よって「罪を憎んで人を憎まず」を試みても、もうここが限界ではないのかという境界があるのだと思います。
とはいえ、その「境界」というのは、どこにあるのでしょうか?どこに設定すべきなのでしょうか?
けっきょく、善も悪も相対的なものであり、確実なものはなにひとつないとするなら、死刑という刑罰に何の正当性があるでしょうか?ただ人を殺したという事実しかそこには残りません。
「秩序」がどうのと言う人がいます。
死刑にしなければおさまらないということはあるでしょう。しかし、それは政治的判断で死刑にするのであって、司法の放棄に外なりません。被告人は自らの罪によって死刑になるのではなく、他の連中が「殺せ」と言ってきかないから死刑になるのであって、刑事責任以外の責任を取らされるのです。
それはつまり、生贄にほかなりません。
被告人に大衆をそこまで発狂させた責任があるのかもしれません。しかし、被告人が原爆投下者、被害者は被爆国という場合、あるいは、被告人が村人たちを虐殺した日本兵、被害者はその遺族としたときに、死刑は執行されるべきなのか、それともしてはならないのか?
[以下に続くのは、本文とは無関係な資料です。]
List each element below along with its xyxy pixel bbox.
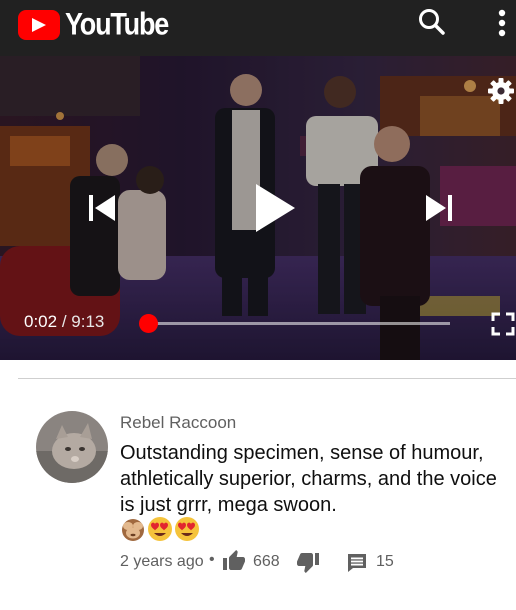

私は死刑制度を否定しませんが、死刑という刑罰の執行を正当化することはきわめて困難であるという思いを日々強めています。それは論理的な帰結です。1+1は3にはなりようがないのです。
東京裁判を「不当だ」と言っているその口で、「死刑は賛成だ」と叫んでいる方々はどういうオツムの構造をしているのかと疑います。矛盾に気づきませんか?それが気持ち悪くないですか?
この章は、「神の裁きはなぜ生ぬるいのか」の問題意識を引き継いでいます。
いやあ、罪だけスパっと切ることができればよいのですが、人も一緒に切らねばなりません。
・・・となると、多くの場合、斬るわけにはいかなくなってしまうのです。